Today’s announcement confirmed ILGA’s prior decision, which largely disregarded the findings of Mr Horton QC, recommending the relaxation of multiple aspects of the trade restrictions, and evidence submitted showing the majority of the reduction in violence in Newcastle is attributed to the formation of the Newcastle Entertainment Precinct (NEP) in 2011, three years after the lockout laws were implemented.

ILGA Chair Philip Crawford says the decision gives certainty to everyone.

“As we indicated in our initial response, we believe there is a strong case for maintaining the restrictions that currently apply to the 14 hotels, including patron lockouts and the requirement to stop serving alcohol 30 minutes before closing.”
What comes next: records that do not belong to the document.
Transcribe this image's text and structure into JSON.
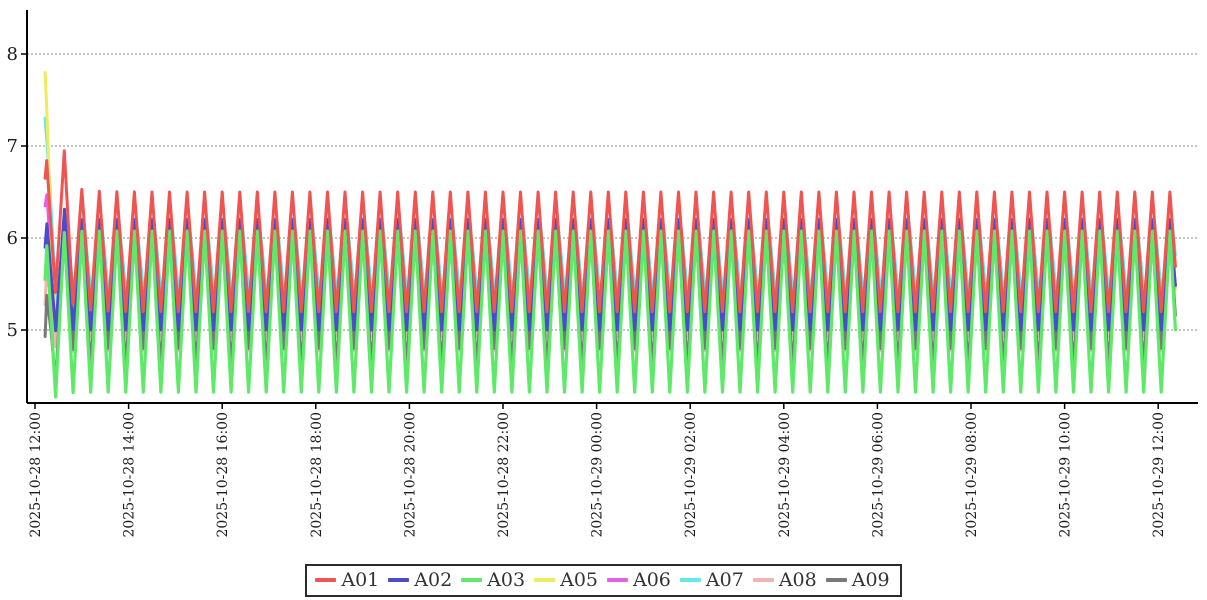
{
  "chart_data": {
    "type": "line",
    "title": "",
    "grid": true,
    "background_color": "#ffffff",
    "axis_color": "#000000",
    "grid_color": "#8a8a8a",
    "text_color": "#1c1c1c",
    "legend": {
      "position": "bottom-center",
      "labels": [
        "A01",
        "A02",
        "A03",
        "A05",
        "A06",
        "A07",
        "A08",
        "A09"
      ]
    },
    "y_axis": {
      "ticks": [
        5,
        6,
        7,
        8
      ],
      "range": [
        4.2,
        8.45
      ]
    },
    "x_axis": {
      "tick_interval_minutes": 120,
      "tick_times_minutes": [
        0,
        120,
        240,
        360,
        480,
        600,
        720,
        840,
        960,
        1080,
        1200,
        1320,
        1440
      ],
      "tick_labels": [
        "2025-10-28 12:00",
        "2025-10-28 14:00",
        "2025-10-28 16:00",
        "2025-10-28 18:00",
        "2025-10-28 20:00",
        "2025-10-28 22:00",
        "2025-10-29 00:00",
        "2025-10-29 02:00",
        "2025-10-29 04:00",
        "2025-10-29 06:00",
        "2025-10-29 08:00",
        "2025-10-29 10:00",
        "2025-10-29 12:00"
      ]
    },
    "time_range_minutes": {
      "start": 13,
      "end": 1462
    },
    "oscillation": {
      "waveform": "triangle",
      "period_minutes": 22.5
    },
    "series": [
      {
        "name": "A01",
        "color": "#f05450",
        "draw_order": 8,
        "width": 3,
        "mean": 5.85,
        "amplitude": 0.65,
        "steady_min": 5.2,
        "steady_max": 6.5,
        "peak_t": 15.0,
        "initial_value": 6.65,
        "settle_tau": 18,
        "alt": 0,
        "bumps": [
          {
            "t": 37.5,
            "dv": 0.35,
            "w": 7
          }
        ]
      },
      {
        "name": "A02",
        "color": "#4b4bcd",
        "draw_order": 6,
        "width": 3,
        "mean": 5.6,
        "amplitude": 0.6,
        "steady_min": 5.0,
        "steady_max": 6.2,
        "peak_t": 15.3,
        "initial_value": 5.9,
        "settle_tau": 12,
        "alt": 0,
        "bumps": [
          {
            "t": 37.5,
            "dv": 0.12,
            "w": 7
          }
        ]
      },
      {
        "name": "A03",
        "color": "#5ee968",
        "draw_order": 7,
        "width": 3.2,
        "mean": 5.2,
        "amplitude": 0.875,
        "steady_min": 4.33,
        "steady_max": 6.08,
        "peak_t": 15.1,
        "initial_value": 5.55,
        "settle_tau": 10,
        "alt": 0,
        "bumps": []
      },
      {
        "name": "A05",
        "color": "#ecec5e",
        "draw_order": 3,
        "width": 3,
        "mean": 5.55,
        "amplitude": 0.62,
        "steady_min": 4.93,
        "steady_max": 6.17,
        "peak_t": 15.4,
        "initial_value": 7.8,
        "settle_tau": 5,
        "alt": 0,
        "bumps": []
      },
      {
        "name": "A06",
        "color": "#e75fe7",
        "draw_order": 1,
        "width": 3,
        "mean": 5.58,
        "amplitude": 0.55,
        "steady_min": 5.03,
        "steady_max": 6.13,
        "peak_t": 15.2,
        "initial_value": 6.35,
        "settle_tau": 9,
        "alt": 0,
        "bumps": []
      },
      {
        "name": "A07",
        "color": "#63e9e9",
        "draw_order": 2,
        "width": 3,
        "mean": 5.67,
        "amplitude": 0.49,
        "steady_min": 5.18,
        "steady_max": 6.16,
        "peak_t": 18.0,
        "initial_value": 7.3,
        "settle_tau": 5,
        "alt": 0,
        "bumps": []
      },
      {
        "name": "A08",
        "color": "#f2b4b2",
        "draw_order": 4,
        "width": 3,
        "mean": 5.53,
        "amplitude": 0.675,
        "steady_min": 4.86,
        "steady_max": 6.21,
        "peak_t": 15.3,
        "initial_value": 5.3,
        "settle_tau": 8,
        "alt": 0.08,
        "bumps": []
      },
      {
        "name": "A09",
        "color": "#787878",
        "draw_order": 5,
        "width": 3,
        "mean": 5.4,
        "amplitude": 0.7,
        "steady_min": 4.7,
        "steady_max": 6.1,
        "peak_t": 15.1,
        "initial_value": 4.9,
        "settle_tau": 8,
        "alt": -0.1,
        "bumps": []
      }
    ]
  }
}
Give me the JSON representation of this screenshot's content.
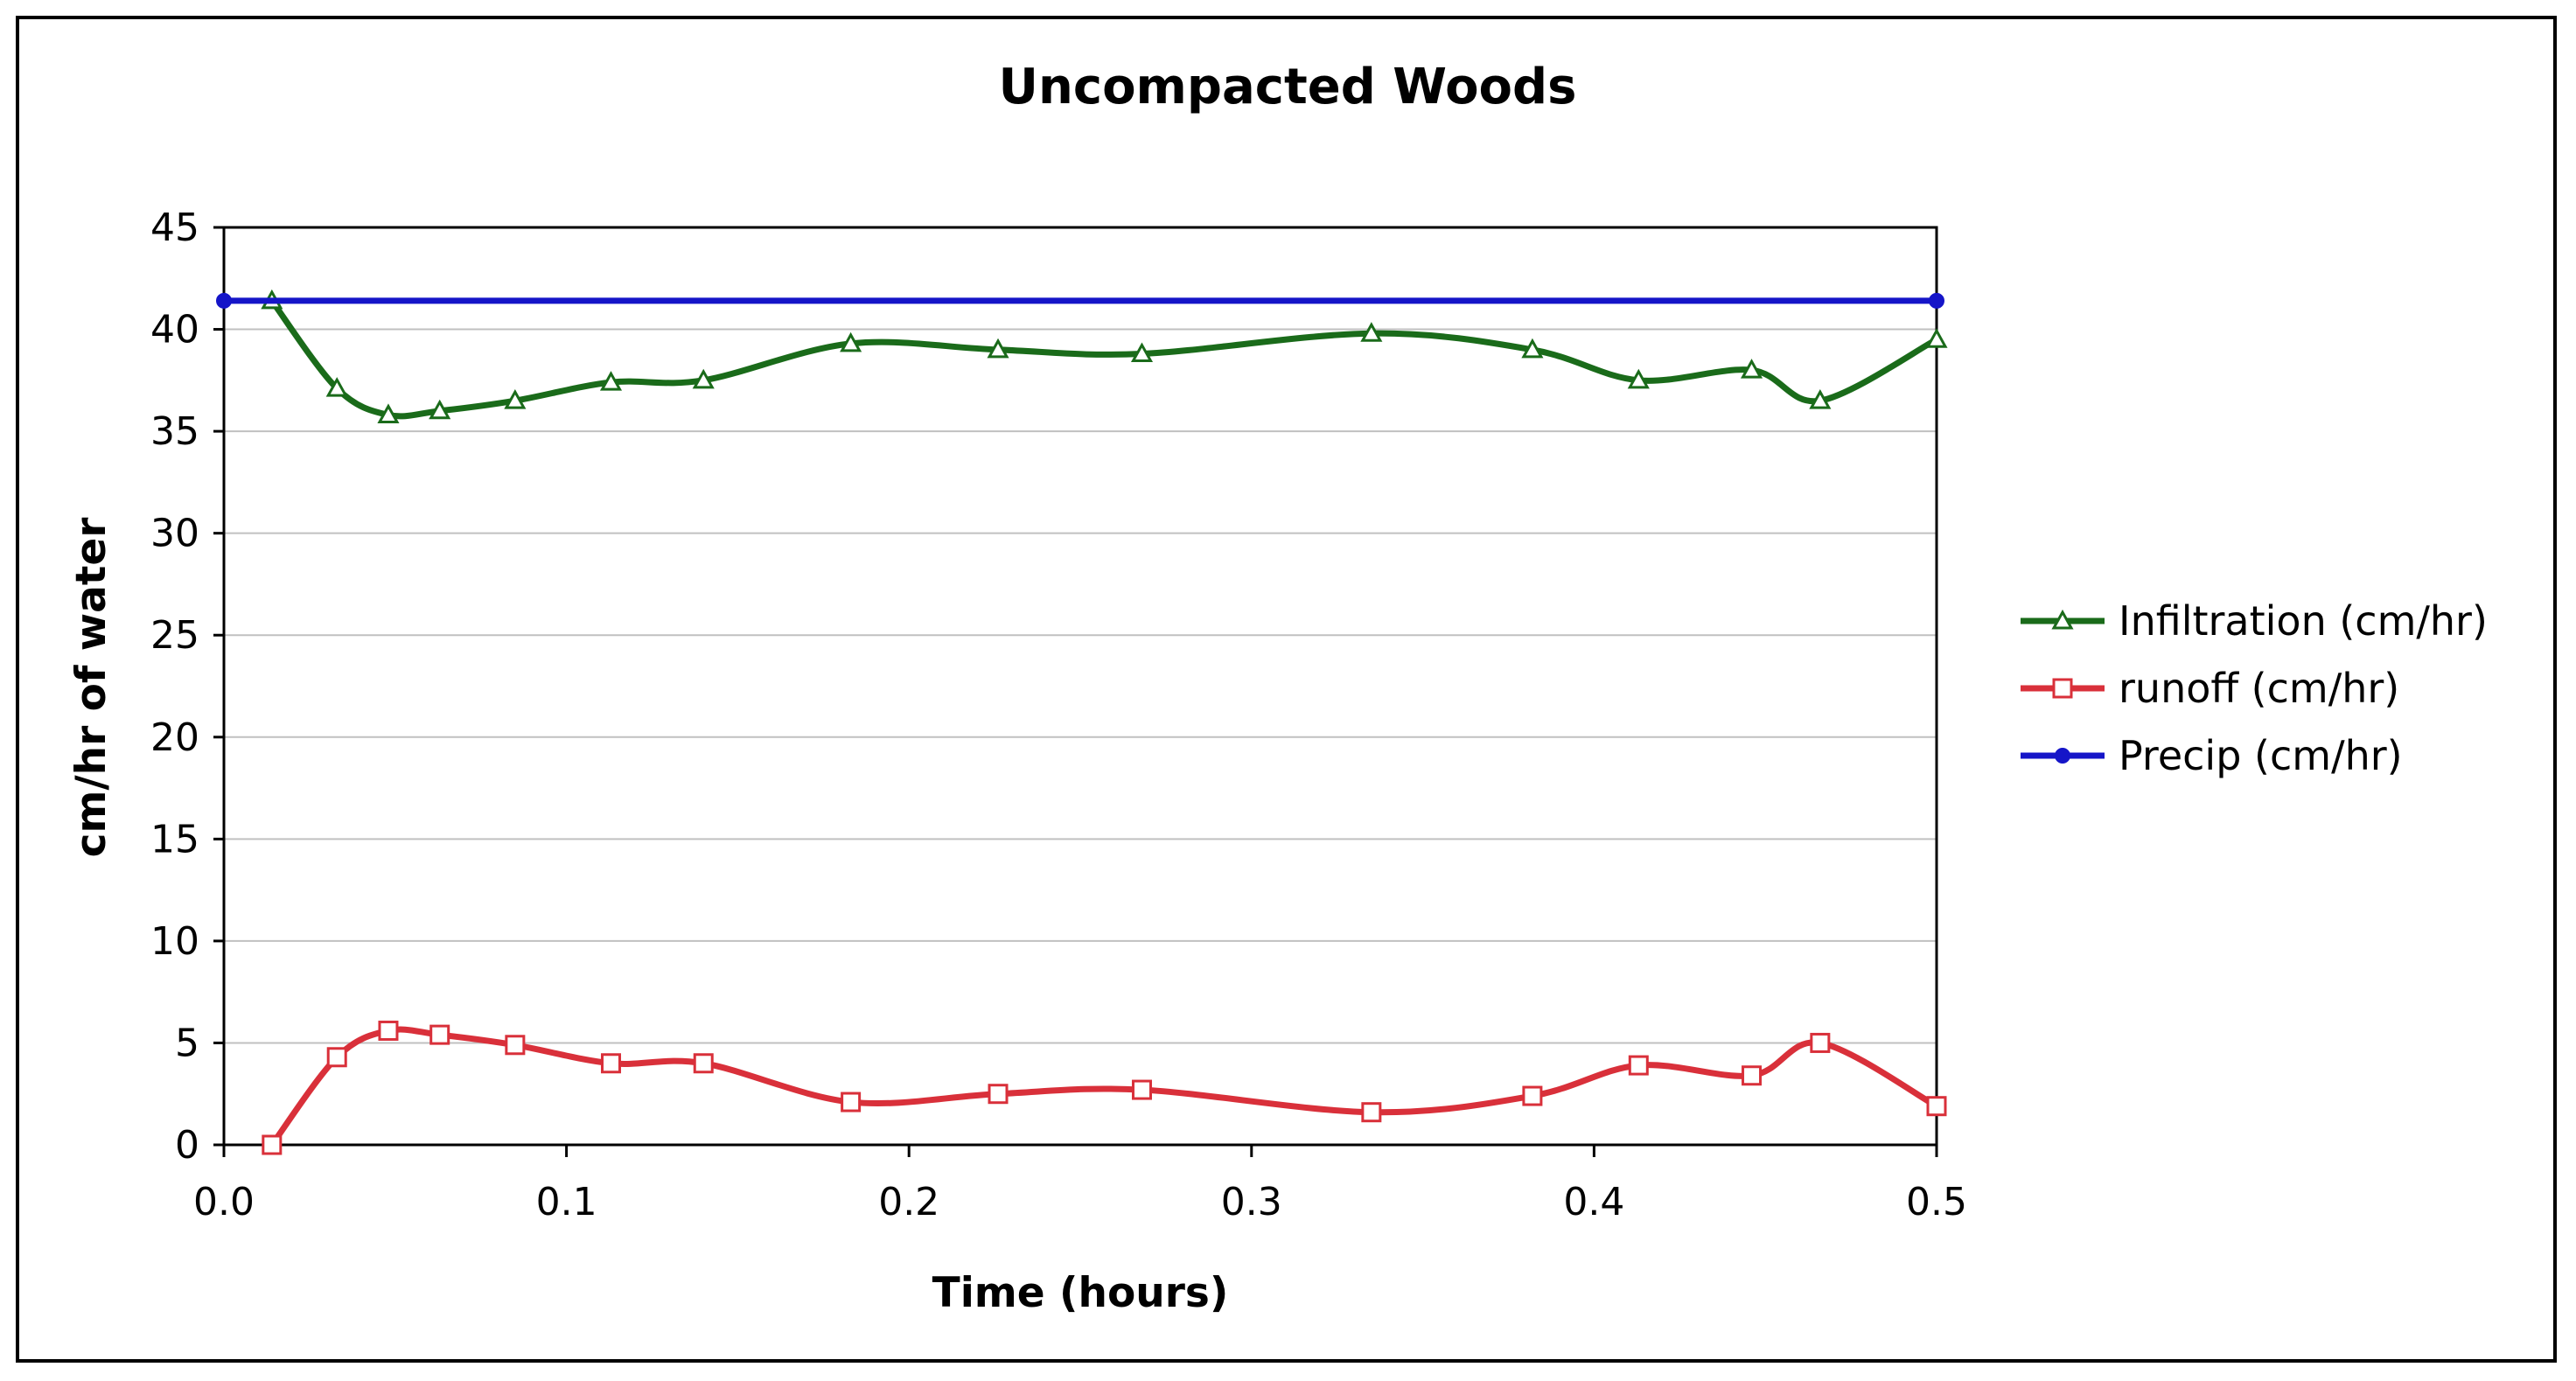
{
  "chart_data": {
    "type": "line",
    "title": "Uncompacted Woods",
    "xlabel": "Time (hours)",
    "ylabel": "cm/hr of water",
    "xlim": [
      0.0,
      0.5
    ],
    "ylim": [
      0,
      45
    ],
    "x_ticks": [
      "0.0",
      "0.1",
      "0.2",
      "0.3",
      "0.4",
      "0.5"
    ],
    "y_ticks": [
      "0",
      "5",
      "10",
      "15",
      "20",
      "25",
      "30",
      "35",
      "40",
      "45"
    ],
    "grid": "horizontal",
    "legend_position": "right",
    "series": [
      {
        "name": "Infiltration (cm/hr)",
        "color": "#1a6b1a",
        "marker": "triangle",
        "smooth": true,
        "points": [
          [
            0.014,
            41.4
          ],
          [
            0.033,
            37.1
          ],
          [
            0.048,
            35.8
          ],
          [
            0.063,
            36.0
          ],
          [
            0.085,
            36.5
          ],
          [
            0.113,
            37.4
          ],
          [
            0.14,
            37.5
          ],
          [
            0.183,
            39.3
          ],
          [
            0.226,
            39.0
          ],
          [
            0.268,
            38.8
          ],
          [
            0.335,
            39.8
          ],
          [
            0.382,
            39.0
          ],
          [
            0.413,
            37.5
          ],
          [
            0.446,
            38.0
          ],
          [
            0.466,
            36.5
          ],
          [
            0.5,
            39.5
          ]
        ]
      },
      {
        "name": "runoff (cm/hr)",
        "color": "#d9303a",
        "marker": "square",
        "smooth": true,
        "points": [
          [
            0.014,
            0.0
          ],
          [
            0.033,
            4.3
          ],
          [
            0.048,
            5.6
          ],
          [
            0.063,
            5.4
          ],
          [
            0.085,
            4.9
          ],
          [
            0.113,
            4.0
          ],
          [
            0.14,
            4.0
          ],
          [
            0.183,
            2.1
          ],
          [
            0.226,
            2.5
          ],
          [
            0.268,
            2.7
          ],
          [
            0.335,
            1.6
          ],
          [
            0.382,
            2.4
          ],
          [
            0.413,
            3.9
          ],
          [
            0.446,
            3.4
          ],
          [
            0.466,
            5.0
          ],
          [
            0.5,
            1.9
          ]
        ]
      },
      {
        "name": "Precip (cm/hr)",
        "color": "#1515c8",
        "marker": "circle",
        "smooth": false,
        "points": [
          [
            0.0,
            41.4
          ],
          [
            0.5,
            41.4
          ]
        ]
      }
    ]
  }
}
The second round of submissions did bring about one concession, ILGA agreeing to vary the condition concerning RSA marshals, such that only venues trading after midnight need to employ one, but still starting from 11pm. This previously applied to all 14 venues, regardless of their closing time.

The only other changes resulting from the entire review process are:

  • All pubs no longer require a common radio network
  • Plans of Management will be revised as required in consultation with police, rather than suffering quarterly audits

While the greatest achievement of the nine-month exercise was the elimination of walkie-talkies, the ongoing parliamentary inquiry into the decimation of the live music industry continues.

The inquiry has received 422 public submissions and already visited Sydney, Wollongong and Byron Bay, rolling through Newcastle this month.

A vocal advocate is Newcastle MP Tim Crackanthorp, who told Nine News he wants compromise for business.

“When people move into these areas they need to know that cafes, restaurants and night clubs are there, you have to expect it when you move in.

“We want to make sure Newcastle’s voice is heard in the inquiry and comes through in the recommendations.”

Newcastle hotelier and President AHA NSW Newcastle and Hunter branch, Rolly De With, sees ILGA’s decision as inappropriate for the city, experiencing massive infrastructure and residential development.

“While we welcome small administrative changes to the 2008 restrictions, we are disappointed the ILGA-commissioned Horton Report has not been accepted by the Authority. A decade on, ILGA is considering continuing with one-size-fits-all blanket measures, rather than accepting Dr Horton’s view.”